English | मराठी 

Oil prices extend pullback as dollar rises


Singapore : Oil prices extended their retreat in Asia today after hawkish US Federal Reserve meeting minutes strengthened the dollar and a weekly report showed a rise in US crude stockpiles.

Prices hit fresh 2016 highs on Wednesday due in part to production outages resulting from persistent wildfires around the Canadian oil sands hub of Fort McMurray but pulled back to settle lower after the dollar climbed.

A stronger greenback makes dollar-priced oil more expensive, denting demand and hurting prices.

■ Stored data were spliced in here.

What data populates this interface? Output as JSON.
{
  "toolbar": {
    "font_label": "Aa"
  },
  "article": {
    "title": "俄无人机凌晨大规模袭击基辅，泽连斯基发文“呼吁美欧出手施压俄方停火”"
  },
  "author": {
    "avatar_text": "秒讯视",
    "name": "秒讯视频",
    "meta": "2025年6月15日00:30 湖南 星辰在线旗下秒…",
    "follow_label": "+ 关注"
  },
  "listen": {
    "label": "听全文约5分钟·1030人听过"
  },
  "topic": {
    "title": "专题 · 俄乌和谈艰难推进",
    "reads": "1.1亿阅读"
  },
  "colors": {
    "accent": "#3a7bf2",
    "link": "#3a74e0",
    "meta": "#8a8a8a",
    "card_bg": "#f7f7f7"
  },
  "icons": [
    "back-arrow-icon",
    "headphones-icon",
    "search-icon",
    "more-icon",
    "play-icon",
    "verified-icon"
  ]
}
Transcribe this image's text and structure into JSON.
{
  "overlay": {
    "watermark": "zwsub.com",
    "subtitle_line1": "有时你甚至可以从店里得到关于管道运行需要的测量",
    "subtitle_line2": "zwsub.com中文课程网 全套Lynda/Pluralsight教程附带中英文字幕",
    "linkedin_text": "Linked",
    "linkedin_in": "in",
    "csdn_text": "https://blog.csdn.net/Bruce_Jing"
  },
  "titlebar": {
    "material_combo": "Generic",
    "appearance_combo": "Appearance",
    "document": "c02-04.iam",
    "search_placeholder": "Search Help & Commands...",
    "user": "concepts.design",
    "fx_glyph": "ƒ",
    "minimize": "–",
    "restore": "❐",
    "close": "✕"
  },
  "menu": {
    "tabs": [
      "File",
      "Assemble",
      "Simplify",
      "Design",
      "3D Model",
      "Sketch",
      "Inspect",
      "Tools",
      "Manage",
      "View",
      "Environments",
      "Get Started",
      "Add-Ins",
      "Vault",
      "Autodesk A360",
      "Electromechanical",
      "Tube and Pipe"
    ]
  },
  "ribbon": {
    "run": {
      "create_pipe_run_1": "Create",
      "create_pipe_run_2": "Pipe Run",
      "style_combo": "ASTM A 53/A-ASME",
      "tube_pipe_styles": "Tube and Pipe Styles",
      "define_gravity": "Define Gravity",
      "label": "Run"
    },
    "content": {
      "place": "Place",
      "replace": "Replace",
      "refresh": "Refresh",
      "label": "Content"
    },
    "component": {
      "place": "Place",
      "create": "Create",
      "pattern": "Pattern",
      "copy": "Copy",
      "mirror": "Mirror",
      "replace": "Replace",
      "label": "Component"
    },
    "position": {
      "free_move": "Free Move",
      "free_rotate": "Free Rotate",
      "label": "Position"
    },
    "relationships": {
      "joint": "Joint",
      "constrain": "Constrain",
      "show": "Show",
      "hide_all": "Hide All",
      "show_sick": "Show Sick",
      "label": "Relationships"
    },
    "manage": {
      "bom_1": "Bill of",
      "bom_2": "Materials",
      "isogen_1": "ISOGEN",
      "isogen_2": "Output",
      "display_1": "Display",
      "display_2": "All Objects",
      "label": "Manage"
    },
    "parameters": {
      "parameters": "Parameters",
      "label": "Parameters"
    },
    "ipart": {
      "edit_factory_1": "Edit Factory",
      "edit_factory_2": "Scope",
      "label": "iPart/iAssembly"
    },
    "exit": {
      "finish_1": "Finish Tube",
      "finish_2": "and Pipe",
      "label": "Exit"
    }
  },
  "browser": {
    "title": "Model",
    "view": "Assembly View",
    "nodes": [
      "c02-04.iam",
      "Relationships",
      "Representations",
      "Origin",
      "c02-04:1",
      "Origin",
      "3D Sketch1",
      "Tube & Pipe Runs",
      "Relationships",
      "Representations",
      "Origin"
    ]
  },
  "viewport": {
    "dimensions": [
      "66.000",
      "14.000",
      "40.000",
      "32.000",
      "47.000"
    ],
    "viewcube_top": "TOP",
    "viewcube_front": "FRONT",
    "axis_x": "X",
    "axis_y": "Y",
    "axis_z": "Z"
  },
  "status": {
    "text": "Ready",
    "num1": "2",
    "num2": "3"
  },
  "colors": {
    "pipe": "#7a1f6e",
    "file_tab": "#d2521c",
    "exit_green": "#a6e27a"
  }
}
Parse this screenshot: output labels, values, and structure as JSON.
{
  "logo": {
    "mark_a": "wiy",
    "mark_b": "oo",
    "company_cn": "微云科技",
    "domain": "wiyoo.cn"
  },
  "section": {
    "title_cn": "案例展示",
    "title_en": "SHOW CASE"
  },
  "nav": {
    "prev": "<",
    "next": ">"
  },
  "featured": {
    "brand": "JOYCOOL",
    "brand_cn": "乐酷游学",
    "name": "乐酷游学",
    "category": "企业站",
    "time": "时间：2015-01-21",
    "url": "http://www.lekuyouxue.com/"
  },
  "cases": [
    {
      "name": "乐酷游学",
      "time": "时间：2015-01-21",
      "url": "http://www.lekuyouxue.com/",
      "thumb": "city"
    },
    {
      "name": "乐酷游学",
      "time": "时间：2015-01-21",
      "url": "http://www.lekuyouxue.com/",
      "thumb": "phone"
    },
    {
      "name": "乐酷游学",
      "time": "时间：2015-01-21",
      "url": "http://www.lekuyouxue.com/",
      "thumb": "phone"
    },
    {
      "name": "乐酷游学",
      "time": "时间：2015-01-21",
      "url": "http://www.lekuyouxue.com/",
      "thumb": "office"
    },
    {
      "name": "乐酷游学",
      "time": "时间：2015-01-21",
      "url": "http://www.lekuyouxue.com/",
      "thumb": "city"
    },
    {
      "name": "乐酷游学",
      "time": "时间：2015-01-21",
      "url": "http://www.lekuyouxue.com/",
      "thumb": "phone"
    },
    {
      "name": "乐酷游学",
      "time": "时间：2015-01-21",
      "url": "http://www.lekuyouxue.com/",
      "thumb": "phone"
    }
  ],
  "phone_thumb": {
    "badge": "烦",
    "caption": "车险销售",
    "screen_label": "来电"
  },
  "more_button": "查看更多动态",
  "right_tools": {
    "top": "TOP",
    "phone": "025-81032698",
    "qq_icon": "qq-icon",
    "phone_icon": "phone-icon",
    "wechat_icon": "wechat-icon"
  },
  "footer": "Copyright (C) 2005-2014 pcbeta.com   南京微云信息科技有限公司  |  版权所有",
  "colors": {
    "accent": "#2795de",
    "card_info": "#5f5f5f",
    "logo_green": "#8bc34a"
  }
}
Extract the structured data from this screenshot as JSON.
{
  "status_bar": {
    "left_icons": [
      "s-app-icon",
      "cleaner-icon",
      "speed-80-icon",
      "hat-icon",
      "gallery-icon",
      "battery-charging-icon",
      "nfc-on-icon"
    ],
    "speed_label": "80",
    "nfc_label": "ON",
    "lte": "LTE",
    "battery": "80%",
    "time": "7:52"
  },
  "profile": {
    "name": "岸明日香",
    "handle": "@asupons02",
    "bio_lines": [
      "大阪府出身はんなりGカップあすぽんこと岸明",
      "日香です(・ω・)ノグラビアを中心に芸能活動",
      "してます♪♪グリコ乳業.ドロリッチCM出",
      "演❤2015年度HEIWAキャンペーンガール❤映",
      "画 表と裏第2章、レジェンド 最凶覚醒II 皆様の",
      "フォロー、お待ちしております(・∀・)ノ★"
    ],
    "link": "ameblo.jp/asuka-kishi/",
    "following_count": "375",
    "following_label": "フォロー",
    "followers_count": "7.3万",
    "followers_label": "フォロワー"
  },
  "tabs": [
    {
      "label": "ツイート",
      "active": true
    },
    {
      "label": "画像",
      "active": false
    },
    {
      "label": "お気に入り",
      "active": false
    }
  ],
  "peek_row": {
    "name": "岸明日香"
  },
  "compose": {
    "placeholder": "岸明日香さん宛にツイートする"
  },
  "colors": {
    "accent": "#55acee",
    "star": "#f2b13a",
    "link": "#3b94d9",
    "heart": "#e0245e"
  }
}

Minutes from the US Federal Reserve’s policy meeting in April and released Wednesday showed that policymakers kept open the door to raising interest rates in June.

Higher interest rates typically encourages investors to move to the dollar for higher yields, lifting the currency.

At about 0900 IST, US benchmark West Texas Intermediate (WTI) for June delivery fell 72 cents, or 1.49 per cent, to USD 47.47 a barrel. Brent for July dipped 84 cents, or 1.72 percent, to USD 48.09.

Before Fed minutes were released, prices had been on the march toward USD 50 due to supply disruptions in Canada and Africa’s biggest oil producer Nigeria, with better demand also boosting hopes of easing a global crude oversupply.

CMC Markets senior sales trader Alex Wijaya said the strengthening dollar and a rise in US commercial crude inventories last week combined to “cause a dip in oil prices”.

The US stockpiles rose 1.3 million barrels in the week ending May 13, indicating softer demand in the world’s top oil consumer.

Prices have rebounded strongly since plunging to near 13-year lows below USD 30 in February but are still well below peaks of more than USD 100 a barrel reached in June 2014.

“In the near term, the oil market will watch closely economy data from Japan and US due to be released next week,” said EY oil and gas analyst Sanjeev Gupta.

“Outages and supply disruptions in Canada, Nigeria and Venezuela will also impact the balancing of the oil market,” he said in a note.